How about using a dynamic input namespace?

class SomeCalcJob(engine.CalcJob):

    @classmethod
    def define(cls, spec):
        super().define(spec)
        spec.input_namespace('config', dynamic=True)

    @classmethod
    def get_builder_from_yaml(cls, filepath: Path):

        with filepath.open() as handle:
            data = yaml.safe_load(handle)

        builder = cls.get_builder()

        for parameter, value in data.items():
            builder['config'][parameter] = orm.to_aiida_type(value)
        
        return builder

This would allow you to have the content of the YAML file as separate inputs in the provenance. I made a full example below:

import yaml
from pathlib import Path

from aiida import orm, engine, load_profile
from aiida.common import datastructures, NotExistent

load_profile()

def to_python_type(node):
    if isinstance(node, (orm.Str, orm.Int, orm.Float)):
        return node.value
    elif isinstance(node, orm.List):
        return node.get_list()
    elif isinstance(node, orm.Dict):
        return node.get_dict()
    else:
        raise TypeError(f'Unsupported type: {type(node)}')


class SomeCalcJob(engine.CalcJob):

    @classmethod
    def define(cls, spec):
        super().define(spec)
        spec.input_namespace('config', dynamic=True)

    @classmethod
    def get_builder_from_yaml(cls, filepath: Path):

        with filepath.open() as handle:
            data = yaml.safe_load(handle)

        builder = cls.get_builder()

        for parameter, value in data.items():
            builder['config'][parameter] = orm.to_aiida_type(value)
        
        return builder

    def prepare_for_submission(self, folder):

        codeinfo = datastructures.CodeInfo()
        codeinfo.code_uuid = self.inputs.code.uuid

        cmdline_params = []
        for parameter, value in self.inputs.config.items():
            cmdline_params.extend([f'--{parameter}', to_python_type(value)])
        codeinfo.cmdline_params = cmdline_params

        calcinfo = datastructures.CalcInfo()
        calcinfo.codes_info = [codeinfo]
        calcinfo.retrieve_list = []

        return calcinfo

try:
    code = orm.load_code('code@localhost')
except NotExistent:
    code = orm.InstalledCode(
        computer=orm.load_computer('localhost'),
        filepath_executable='/bin/echo',
        label='code'
    )
    code.store()

builder = SomeCalcJob.get_builder_from_yaml(Path('config.yaml'))
builder.code = code
builder.metadata.options.resources = {'num_machines': 1, 'num_mpiprocs_per_machine': 1}

results, node  = engine.run_get_node(builder)

print(node.base.repository.get_object_content('_aiidasubmit.sh'))

It only assumes you’ve set up the localhost and that there is a config.yaml file in the current directory with e.g. the following contents:

a: 1
b: str
c:
  - 1
  - 2
  - 3
d:
  e: 1
  f: 2
  g: 3

The provenance graph will be this:

Two notes:

  1. The link INPUT_CALC link labels will be config__a (double underscore!) etc.
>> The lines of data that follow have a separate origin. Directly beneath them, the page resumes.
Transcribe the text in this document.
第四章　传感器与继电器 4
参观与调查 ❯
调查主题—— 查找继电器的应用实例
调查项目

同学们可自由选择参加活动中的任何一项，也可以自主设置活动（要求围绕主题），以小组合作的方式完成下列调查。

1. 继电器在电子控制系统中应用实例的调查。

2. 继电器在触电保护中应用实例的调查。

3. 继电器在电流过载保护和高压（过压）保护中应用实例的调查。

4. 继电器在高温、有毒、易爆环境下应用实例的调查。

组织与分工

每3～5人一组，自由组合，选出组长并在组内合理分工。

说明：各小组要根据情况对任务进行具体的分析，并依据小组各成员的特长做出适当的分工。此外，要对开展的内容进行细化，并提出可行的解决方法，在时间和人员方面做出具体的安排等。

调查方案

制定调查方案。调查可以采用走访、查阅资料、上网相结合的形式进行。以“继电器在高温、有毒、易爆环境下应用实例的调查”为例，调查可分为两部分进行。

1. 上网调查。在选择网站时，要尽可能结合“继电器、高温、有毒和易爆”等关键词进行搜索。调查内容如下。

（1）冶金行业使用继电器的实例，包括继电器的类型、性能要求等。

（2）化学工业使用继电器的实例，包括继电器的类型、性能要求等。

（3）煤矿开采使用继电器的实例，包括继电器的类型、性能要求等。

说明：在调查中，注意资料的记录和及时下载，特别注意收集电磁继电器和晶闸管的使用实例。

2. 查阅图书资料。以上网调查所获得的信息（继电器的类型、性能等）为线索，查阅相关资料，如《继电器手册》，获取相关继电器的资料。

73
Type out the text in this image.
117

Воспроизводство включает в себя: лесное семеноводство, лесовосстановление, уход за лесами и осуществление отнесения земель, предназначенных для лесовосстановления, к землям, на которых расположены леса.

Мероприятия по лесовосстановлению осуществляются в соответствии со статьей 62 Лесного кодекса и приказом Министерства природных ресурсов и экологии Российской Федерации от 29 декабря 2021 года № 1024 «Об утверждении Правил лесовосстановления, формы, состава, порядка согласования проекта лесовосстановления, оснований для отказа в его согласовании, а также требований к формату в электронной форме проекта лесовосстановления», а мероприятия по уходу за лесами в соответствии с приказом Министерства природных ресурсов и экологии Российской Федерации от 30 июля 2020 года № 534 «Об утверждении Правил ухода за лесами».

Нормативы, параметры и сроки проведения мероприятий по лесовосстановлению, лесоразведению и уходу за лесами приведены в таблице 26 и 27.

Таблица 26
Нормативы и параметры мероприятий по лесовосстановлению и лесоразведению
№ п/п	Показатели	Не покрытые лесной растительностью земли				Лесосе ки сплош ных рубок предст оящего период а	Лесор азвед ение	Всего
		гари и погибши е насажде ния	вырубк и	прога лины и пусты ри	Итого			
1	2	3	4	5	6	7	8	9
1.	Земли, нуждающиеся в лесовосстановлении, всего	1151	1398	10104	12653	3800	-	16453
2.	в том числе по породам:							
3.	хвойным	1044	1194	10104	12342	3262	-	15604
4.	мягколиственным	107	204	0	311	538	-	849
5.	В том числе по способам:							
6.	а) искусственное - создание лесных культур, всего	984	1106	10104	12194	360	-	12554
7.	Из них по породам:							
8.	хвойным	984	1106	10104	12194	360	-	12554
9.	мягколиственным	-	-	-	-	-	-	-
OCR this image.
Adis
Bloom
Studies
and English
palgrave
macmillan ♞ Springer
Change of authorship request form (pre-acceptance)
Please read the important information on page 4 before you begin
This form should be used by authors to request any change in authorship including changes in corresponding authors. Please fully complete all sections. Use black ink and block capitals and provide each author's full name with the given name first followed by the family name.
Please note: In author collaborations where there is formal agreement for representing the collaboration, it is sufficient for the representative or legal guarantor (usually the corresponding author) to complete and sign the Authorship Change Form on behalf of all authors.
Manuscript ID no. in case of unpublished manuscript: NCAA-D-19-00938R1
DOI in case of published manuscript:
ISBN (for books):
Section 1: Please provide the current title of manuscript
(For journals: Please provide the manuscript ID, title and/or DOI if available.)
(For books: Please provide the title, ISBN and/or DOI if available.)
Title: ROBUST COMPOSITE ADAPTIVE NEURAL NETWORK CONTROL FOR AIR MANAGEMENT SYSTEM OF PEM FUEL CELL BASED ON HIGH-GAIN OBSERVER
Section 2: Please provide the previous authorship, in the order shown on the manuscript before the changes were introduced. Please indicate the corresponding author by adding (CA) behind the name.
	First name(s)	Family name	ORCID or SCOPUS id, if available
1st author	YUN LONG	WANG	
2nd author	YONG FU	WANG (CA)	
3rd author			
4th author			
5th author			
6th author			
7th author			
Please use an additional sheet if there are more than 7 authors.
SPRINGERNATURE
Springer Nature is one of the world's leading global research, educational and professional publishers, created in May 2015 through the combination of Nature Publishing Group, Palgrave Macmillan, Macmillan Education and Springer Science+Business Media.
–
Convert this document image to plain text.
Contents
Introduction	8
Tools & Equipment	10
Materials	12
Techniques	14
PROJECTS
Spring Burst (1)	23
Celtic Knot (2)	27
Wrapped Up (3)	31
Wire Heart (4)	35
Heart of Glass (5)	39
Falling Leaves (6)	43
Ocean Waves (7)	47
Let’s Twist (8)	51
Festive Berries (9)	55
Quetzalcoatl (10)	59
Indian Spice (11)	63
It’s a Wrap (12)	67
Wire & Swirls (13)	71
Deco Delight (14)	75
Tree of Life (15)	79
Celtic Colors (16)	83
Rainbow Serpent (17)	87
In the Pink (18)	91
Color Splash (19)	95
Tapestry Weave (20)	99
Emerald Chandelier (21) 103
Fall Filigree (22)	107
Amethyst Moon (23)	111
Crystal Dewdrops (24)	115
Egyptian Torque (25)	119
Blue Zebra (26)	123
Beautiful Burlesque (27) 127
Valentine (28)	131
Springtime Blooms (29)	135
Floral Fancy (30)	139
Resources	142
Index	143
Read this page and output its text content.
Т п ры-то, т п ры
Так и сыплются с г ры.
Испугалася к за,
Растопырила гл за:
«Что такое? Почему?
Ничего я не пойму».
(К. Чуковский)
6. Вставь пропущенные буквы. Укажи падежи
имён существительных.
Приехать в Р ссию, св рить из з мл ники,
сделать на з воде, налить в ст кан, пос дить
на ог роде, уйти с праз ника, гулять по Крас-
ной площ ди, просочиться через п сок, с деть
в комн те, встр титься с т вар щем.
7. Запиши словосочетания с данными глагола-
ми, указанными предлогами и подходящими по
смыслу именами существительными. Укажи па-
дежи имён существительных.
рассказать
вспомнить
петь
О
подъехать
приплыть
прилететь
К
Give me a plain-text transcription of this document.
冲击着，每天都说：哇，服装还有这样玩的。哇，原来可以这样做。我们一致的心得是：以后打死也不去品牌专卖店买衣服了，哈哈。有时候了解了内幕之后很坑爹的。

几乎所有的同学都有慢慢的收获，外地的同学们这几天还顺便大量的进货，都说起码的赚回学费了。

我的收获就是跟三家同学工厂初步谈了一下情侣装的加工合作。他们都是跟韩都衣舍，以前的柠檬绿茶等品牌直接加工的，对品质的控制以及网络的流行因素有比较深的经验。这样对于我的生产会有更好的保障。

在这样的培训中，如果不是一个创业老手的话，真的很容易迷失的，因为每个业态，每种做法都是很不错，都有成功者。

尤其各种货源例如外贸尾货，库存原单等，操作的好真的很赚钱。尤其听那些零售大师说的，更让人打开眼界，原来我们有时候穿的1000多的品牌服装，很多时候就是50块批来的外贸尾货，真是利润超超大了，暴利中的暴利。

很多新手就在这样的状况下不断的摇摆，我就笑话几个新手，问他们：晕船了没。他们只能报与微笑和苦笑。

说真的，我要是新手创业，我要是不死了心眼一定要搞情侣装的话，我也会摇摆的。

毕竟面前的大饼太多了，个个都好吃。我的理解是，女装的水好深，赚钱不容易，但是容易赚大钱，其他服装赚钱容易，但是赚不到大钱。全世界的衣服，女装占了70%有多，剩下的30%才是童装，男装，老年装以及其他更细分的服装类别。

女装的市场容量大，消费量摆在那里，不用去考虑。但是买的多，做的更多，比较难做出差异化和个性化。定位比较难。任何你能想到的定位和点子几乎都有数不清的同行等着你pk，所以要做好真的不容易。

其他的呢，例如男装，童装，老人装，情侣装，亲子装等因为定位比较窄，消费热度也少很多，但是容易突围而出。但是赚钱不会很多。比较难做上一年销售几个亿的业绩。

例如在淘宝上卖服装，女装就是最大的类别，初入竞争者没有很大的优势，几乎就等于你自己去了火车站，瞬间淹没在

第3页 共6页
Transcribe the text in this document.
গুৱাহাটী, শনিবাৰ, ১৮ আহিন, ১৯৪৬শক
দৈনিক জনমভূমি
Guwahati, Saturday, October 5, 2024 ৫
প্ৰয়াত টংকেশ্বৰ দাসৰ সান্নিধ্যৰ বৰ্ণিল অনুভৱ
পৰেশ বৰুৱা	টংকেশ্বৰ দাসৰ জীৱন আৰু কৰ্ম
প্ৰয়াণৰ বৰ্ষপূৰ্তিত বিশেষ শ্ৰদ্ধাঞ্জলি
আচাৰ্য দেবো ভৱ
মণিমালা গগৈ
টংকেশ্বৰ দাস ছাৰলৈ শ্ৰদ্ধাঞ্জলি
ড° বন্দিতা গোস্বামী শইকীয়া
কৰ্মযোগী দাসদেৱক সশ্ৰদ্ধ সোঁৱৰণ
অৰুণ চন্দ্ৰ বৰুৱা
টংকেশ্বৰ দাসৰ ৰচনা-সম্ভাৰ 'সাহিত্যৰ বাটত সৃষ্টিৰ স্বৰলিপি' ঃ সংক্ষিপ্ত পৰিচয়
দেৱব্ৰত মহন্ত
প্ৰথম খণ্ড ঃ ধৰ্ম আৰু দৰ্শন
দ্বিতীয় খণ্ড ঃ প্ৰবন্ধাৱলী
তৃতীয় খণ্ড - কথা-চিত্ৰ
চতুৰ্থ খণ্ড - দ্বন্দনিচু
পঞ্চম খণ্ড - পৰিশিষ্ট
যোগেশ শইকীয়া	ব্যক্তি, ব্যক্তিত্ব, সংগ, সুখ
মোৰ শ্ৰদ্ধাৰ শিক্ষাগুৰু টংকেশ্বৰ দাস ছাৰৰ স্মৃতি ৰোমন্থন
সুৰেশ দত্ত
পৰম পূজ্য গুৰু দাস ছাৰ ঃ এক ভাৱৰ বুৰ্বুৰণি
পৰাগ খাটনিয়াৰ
This might be useful to know when building queries based on edge_filters.

  2. Note that my automatic conversion with to_python_type probably doesn’t create the most sensible _aiidasubmit.sh file:

    #!/bin/bash
    exec > _scheduler-stdout.txt
    exec 2> _scheduler-stderr.txt
    
    
    '/bin/echo' '--a' '1' '--b' 'str' '--c' '[1, 2, 3]' '--d' '{'"'"'e'"'"': 1, '"'"'f'"'"': 2, '"'"'g'"'"': 3}'
    

    But I mostly wanted to show the effect for all basic Python types.